Así contestaba Manuel Gutiérrez Aragón en 1987 en la publicación de un número especial del diario Liberation de Paris, donde setecientos cineastas de todo el mundo respondían a la misma pregunta: “¿Por qué filma usted?”

Con esta publicación, el diario Liberation de Paris intentaba reeditar con los cineastas una experiencia del año '85, en la que cuatrocientos escritores de todo el mundo respondieron a la pregunta: “¿Por qué escribe usted?”[2]

 

                    

 

Pero a diferencia de los escritores, cuyas respuestas constituyeron un verdadero testimonio sobre la escritura y el acto de escribir, un gran número de cineastas, lejos de ostentar la locuacidad de Gutiérrez Aragón, contestaron desde una perspectiva similar a la del presentador del cine mudo ante la escena del beso.

“No sé cómo responder a esta pregunta”, escribió Federico Fellini. “Creo que hago películas porque no puedo hacer otra cosa.”

“Pienso que es una pregunta estúpida”, se quejó Robert Altman. “No tengo ganas de responderla.”

“Yo no filmo”, sentenció Ingmar Bergman.

Es el tipo de pregunta que me deja mudo”, afirmó Kenneth Anger, aquel polémico cineasta que fue perseguido por escándalo público y enjuiciado por cargos de obscenidad debido a la temática homosexual y satánica de sus películas.

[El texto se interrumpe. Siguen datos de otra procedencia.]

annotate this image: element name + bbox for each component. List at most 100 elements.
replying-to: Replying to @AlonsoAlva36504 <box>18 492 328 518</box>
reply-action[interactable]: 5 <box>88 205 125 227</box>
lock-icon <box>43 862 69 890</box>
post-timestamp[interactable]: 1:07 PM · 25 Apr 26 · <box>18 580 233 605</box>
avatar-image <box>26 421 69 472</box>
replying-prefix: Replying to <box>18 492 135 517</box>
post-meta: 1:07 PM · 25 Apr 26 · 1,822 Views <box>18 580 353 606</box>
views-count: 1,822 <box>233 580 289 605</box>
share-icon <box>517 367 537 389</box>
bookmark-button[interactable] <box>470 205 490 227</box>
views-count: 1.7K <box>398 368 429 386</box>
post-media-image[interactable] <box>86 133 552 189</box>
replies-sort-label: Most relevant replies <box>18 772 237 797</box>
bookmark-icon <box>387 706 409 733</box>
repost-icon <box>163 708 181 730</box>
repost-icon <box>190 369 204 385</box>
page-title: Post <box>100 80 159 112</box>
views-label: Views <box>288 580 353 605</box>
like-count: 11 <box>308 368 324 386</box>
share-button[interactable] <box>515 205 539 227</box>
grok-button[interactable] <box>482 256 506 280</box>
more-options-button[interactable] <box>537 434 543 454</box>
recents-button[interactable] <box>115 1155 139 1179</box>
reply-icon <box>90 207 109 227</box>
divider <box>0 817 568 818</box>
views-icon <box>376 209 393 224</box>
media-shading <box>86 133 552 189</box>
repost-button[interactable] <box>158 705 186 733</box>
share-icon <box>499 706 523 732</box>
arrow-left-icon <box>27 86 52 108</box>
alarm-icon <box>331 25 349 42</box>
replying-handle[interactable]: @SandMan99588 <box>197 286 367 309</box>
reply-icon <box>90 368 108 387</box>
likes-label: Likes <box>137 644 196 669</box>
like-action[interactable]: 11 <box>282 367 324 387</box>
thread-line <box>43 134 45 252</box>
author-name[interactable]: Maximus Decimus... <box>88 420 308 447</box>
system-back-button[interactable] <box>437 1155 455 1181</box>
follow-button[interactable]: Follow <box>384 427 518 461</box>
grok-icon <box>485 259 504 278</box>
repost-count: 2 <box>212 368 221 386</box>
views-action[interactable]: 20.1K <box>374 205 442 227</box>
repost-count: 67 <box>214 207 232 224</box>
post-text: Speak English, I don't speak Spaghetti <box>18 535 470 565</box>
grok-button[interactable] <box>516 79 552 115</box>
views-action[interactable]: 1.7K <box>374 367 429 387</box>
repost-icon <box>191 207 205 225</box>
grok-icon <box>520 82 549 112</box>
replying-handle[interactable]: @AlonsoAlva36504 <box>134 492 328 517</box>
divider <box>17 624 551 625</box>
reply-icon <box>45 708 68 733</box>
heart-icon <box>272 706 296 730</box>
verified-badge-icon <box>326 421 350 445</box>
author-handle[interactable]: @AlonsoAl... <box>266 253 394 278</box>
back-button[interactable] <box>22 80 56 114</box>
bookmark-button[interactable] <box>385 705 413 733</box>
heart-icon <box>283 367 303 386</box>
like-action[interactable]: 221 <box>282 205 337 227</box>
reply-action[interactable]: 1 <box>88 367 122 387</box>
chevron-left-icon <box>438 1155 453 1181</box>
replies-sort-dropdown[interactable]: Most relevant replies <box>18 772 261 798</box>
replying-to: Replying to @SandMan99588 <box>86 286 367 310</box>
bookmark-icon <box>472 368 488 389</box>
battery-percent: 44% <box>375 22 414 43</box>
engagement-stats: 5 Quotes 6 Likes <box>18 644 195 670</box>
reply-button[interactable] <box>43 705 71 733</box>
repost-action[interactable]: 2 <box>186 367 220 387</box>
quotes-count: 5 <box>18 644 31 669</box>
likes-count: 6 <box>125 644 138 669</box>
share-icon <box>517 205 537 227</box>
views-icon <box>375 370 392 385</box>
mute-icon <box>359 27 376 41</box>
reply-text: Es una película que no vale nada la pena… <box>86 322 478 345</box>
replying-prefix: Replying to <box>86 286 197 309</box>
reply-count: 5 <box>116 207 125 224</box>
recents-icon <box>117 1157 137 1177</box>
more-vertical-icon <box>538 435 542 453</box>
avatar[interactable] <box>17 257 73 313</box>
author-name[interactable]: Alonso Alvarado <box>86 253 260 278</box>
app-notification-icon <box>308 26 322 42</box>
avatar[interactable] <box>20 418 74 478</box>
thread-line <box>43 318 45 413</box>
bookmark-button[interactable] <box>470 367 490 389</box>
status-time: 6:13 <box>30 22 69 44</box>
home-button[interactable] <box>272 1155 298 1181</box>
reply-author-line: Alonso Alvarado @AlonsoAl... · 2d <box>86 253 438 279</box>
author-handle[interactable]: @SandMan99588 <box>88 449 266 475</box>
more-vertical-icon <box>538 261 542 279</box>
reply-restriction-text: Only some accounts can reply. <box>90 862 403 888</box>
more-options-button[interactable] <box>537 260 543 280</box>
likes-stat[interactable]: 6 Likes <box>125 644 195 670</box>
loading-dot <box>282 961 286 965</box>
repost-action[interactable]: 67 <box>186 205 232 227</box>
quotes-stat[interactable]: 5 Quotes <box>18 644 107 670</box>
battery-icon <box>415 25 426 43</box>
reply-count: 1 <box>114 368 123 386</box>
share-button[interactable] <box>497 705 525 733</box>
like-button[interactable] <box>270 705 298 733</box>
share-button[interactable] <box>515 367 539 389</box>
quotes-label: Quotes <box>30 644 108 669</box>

Más extenso, Wim Wenders contestó: “(…) la cámara es el arma de la mirada contra la miseria de las cosas. (…), ¿por qué servirse de esa arma? ¿por qué filmar? ¿No se le ocurre una pregunta menos idiota?”

 

Por su parte, Alain Resnais envió una nota al diario Liberation excusándose de no participar en el proyecto por encontrar la pregunta demasiado indiscreta. Mientras que Frank Zappa, el prolífico músico con ocho películas en su haber, escribió sintético y contundente: I like to watch”: “Me gusta mirar”.

Rápidamente, podríamos caer en la conjetura de que aquellos que eligen el cine como medio de expresión no se llevan bien con el arte de escribir. Paradójicamente, todos los cineastas aquí mencionados, reticentes en responder a esta pregunta, también incursionaron, y exitosamente, en el campo de la escritura.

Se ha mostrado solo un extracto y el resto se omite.